The trend also puts into doubt the future significance of the World Trade Organisation on the international stage, they said. Changing international trade regulations will require deep changes at the institutions that have traditionally been at the forefront of those areas.
Bilateral trade agreements have increasingly becoming the norm in Asia, as the slow pace of multilateral agreements under the WTO pushes nations to hammer out their own deals, said Jin Liqun, president of the Asian Infrastructure Investment Bank.
“The fact that [bilateral agreements are increasing] is a reality check for the WTO,” added Pierre Amilhat, director for Asia, Central Asia, the Middle East, Gulf and Pacific for the European Commission’s directorate general for International Cooperation and Development.
“It doesn’t mean either that it should disappear,” he added. “At the end of the day, there are advantages to having a global institution and global rules, if only because globalisation will develop if everybody benefits from it.
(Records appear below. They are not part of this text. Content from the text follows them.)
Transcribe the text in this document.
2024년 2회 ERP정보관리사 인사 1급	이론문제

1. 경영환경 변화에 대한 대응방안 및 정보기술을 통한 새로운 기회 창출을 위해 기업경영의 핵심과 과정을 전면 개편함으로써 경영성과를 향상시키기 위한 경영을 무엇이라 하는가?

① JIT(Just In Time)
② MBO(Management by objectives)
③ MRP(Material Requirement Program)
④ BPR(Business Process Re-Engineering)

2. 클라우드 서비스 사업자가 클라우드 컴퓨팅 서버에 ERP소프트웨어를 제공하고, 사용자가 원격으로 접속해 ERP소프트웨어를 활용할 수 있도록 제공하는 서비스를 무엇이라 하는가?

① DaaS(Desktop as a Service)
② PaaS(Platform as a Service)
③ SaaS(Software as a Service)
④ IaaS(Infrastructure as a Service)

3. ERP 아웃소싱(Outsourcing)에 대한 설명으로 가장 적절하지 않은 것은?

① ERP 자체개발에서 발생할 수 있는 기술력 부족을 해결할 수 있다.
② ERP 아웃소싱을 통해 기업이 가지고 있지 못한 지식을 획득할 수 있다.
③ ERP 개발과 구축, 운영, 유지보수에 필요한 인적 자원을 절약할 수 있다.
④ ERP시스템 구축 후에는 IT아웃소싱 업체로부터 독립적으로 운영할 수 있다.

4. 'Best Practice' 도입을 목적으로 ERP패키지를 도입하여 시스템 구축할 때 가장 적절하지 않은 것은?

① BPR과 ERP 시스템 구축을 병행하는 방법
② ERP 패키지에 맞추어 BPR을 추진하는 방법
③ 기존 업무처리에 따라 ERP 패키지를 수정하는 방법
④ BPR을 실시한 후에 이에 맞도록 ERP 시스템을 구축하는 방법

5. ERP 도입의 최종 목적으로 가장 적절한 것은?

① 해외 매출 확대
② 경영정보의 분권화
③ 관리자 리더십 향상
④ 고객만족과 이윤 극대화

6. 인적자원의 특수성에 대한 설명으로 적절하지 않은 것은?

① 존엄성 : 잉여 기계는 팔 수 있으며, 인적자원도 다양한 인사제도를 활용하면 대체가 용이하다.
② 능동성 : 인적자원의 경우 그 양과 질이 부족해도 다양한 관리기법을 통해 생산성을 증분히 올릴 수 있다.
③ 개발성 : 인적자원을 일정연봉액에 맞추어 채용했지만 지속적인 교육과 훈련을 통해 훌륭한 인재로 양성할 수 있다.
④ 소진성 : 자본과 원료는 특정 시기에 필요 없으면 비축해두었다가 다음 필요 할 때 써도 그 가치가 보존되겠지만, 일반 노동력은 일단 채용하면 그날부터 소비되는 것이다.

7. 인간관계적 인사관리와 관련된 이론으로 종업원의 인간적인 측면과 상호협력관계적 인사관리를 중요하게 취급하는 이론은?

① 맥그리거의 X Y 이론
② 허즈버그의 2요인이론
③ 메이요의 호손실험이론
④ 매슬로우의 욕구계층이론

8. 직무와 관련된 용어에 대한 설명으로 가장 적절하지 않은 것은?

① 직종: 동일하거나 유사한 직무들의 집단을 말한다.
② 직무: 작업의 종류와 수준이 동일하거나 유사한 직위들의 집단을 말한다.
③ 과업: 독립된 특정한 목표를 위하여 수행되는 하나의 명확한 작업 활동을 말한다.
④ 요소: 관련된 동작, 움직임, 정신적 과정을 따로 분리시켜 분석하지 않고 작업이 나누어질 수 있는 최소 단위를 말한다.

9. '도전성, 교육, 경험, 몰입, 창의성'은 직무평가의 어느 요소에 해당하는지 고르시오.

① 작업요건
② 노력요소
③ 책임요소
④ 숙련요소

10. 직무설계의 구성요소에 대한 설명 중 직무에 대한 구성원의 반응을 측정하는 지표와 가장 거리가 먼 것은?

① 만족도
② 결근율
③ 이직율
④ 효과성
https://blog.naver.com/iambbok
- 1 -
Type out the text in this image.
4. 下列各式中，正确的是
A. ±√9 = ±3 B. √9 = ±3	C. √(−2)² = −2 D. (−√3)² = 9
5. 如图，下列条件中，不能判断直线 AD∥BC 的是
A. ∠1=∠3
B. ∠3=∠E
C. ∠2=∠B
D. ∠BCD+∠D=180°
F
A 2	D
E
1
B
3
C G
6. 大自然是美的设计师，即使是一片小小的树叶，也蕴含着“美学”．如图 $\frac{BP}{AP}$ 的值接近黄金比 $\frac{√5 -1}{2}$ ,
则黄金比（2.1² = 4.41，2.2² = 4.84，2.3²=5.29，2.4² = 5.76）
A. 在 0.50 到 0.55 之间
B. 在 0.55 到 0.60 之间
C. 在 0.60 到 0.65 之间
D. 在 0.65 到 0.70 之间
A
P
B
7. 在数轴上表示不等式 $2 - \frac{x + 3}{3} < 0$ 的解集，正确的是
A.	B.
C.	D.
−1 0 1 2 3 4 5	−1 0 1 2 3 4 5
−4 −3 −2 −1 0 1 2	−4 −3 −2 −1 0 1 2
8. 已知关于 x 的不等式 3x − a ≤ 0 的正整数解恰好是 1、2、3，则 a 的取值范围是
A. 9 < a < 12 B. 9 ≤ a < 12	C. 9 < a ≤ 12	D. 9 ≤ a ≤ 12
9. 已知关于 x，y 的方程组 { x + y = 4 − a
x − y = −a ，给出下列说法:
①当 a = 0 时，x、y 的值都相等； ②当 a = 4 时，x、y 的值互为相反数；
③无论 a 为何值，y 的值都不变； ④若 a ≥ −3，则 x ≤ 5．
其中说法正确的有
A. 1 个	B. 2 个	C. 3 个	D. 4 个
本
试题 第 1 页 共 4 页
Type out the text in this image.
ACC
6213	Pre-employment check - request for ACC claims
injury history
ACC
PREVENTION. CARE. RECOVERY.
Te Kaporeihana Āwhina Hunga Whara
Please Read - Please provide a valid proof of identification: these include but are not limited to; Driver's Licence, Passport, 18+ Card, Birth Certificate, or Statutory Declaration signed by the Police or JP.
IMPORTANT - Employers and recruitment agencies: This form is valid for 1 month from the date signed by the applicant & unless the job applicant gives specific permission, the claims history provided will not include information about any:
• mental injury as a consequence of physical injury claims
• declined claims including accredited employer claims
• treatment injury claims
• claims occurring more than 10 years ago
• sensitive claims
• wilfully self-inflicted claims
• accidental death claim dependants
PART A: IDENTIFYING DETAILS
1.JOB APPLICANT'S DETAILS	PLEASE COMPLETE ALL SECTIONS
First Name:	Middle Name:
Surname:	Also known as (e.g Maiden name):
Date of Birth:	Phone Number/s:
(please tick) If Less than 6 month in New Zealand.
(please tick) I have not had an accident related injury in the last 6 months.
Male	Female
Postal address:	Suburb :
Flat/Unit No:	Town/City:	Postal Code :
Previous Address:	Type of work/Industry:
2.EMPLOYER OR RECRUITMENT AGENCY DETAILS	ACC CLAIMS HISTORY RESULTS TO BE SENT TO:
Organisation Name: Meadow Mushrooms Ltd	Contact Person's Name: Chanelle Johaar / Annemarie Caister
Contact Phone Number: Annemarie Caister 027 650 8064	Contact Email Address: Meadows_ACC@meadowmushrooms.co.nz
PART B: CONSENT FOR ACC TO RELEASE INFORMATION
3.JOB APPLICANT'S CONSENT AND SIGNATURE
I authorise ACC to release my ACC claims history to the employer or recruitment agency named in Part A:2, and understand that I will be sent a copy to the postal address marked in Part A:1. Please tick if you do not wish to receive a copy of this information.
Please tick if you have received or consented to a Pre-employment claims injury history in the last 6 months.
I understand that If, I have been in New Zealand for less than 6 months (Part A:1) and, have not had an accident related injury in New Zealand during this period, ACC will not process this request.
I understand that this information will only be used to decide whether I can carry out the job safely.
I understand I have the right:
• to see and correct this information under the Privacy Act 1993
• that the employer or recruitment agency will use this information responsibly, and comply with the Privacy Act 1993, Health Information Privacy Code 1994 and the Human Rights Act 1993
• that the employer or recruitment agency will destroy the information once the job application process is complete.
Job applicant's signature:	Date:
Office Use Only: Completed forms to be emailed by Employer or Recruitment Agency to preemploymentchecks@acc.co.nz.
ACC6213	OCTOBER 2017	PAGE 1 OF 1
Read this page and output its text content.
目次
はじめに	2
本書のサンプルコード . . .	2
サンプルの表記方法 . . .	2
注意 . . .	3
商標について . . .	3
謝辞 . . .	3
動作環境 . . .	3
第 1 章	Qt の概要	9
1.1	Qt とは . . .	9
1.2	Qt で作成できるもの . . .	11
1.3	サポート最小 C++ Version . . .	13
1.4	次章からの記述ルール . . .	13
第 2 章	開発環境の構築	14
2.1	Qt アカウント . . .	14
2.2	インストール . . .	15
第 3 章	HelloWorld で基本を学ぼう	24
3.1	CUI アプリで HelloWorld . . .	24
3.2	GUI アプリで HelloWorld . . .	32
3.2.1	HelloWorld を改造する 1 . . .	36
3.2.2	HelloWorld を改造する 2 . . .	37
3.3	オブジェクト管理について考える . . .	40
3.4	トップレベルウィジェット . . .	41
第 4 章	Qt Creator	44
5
And there are all those countries that can only benefit from in the context of a global institution.”
INFRASTRUCTURE GAP
Stephen Groff, vice president for operations at the ADB, said that such a plethora of different FTAs could have the effect of “dampening” interest from the global private sector in the region.
But Amilhat argued that that multiplicity could — and probably will have to — be addressed at a global level in the future.
“At one point, when the... spaghetti bowl of [free trade agreements] has developed to a certain size, maybe we should, as an international community, ...take stock and see if all this leads to a number of rules worth becoming absolutely global rules,” Amilhat said.
He suggested that the development of another body that picked out “the best” elements of various FTAs for use in a global regulatory framework.
Similarly, multilateral development banks would need to innovate if they were to have any hope of bridging Asia’s enormous infrastructure gap.
The infrastructure funding gap in Asia is so large — some $8tr by 2020 — that the current model of multilateral development banks will not be nearly enough to fill it, meaning new approaches may have to be considered.
Norbert Kloppenburg, board member at KfW Development Bank, emphasised the need to develop local capital markets and the financing of projects in local currencies.